Handwerkliche Erzeugnisse besitzen eine sehr hohe technische Vollkommenheit und von der Gestaltung
her ein ausgesprochenes ästhetisches Aussehen. Die Maoris in Neuseeland gestalten ihre
Schnitzereien mit wunderschönen Spiralornamenten und die Tonganer und Marquesas-Insulaner
verzierten ebenso schön ihre Holzkeulen. Schön anzusehende Verzierungen sind an Hauspfosten und
Booten angebracht. Geschliffener Nephrit - besonders schöne Kristalle des Nephrits erreichen
Edelsteinqualität - verwendeten die Neuseeländer für die Verzierung ihrer Waffen ebenso wie auch als
Schmuck. Die Webkunst wie auch die Töpferei sind in Polynesien fast unbekannt. Dafür besitzen die
Frauen hervorragende Fähigkeiten bei der Herstellung von Rindenbaststoffen. Gewonnen wird das Material
vom Brotfruchtbaum (Artocarpus) und vom Papiermaulbeerbaum (Broussonetia papyrifera) aus der Bastschicht
zwischen Stamm und Rinde. Die Bastschicht wird nach längeren Wässern durch sogenannte Holzschläger
von der korkigen Rinde befreit und solange weiter geklopft bis sie ganz dünn ist.
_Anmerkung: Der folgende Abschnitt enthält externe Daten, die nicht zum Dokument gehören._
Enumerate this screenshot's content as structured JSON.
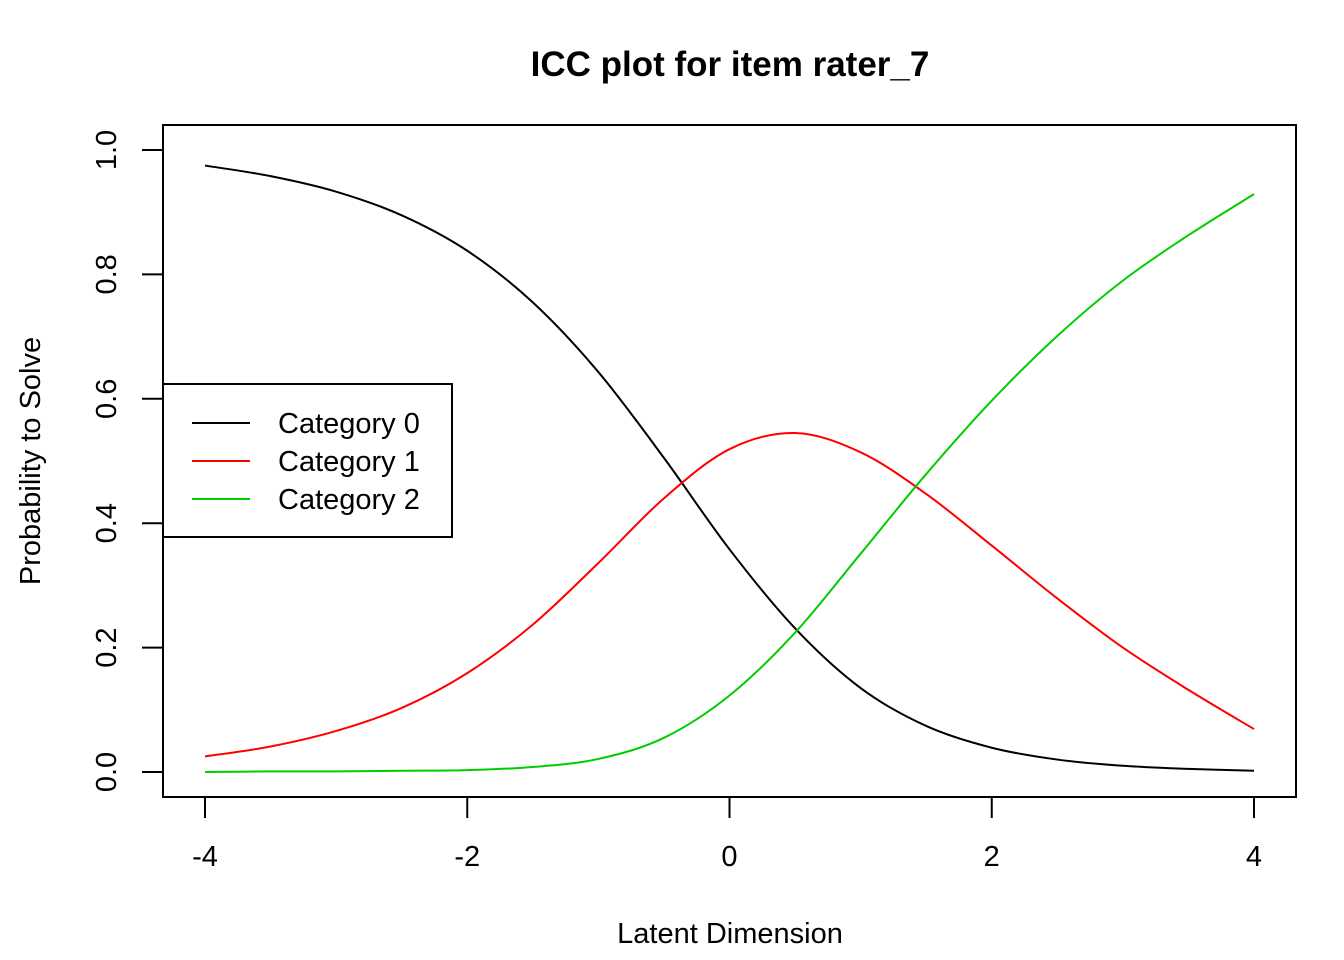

Der Schlägel
wiederum ist mit Ornamenten verziert, die durch das Klopfen auf dem Rindenbaststoff, dem Tapa, ein Muster
hinterlassen. Nach dieser Prozedur bemalt man den Baststoff entweder mit dem Pinsel, einer eingefärbten
Matrize oder mit Hilfe von Stempeln. Die verwendeten Farben sind immer Gelb, Braun und Rot.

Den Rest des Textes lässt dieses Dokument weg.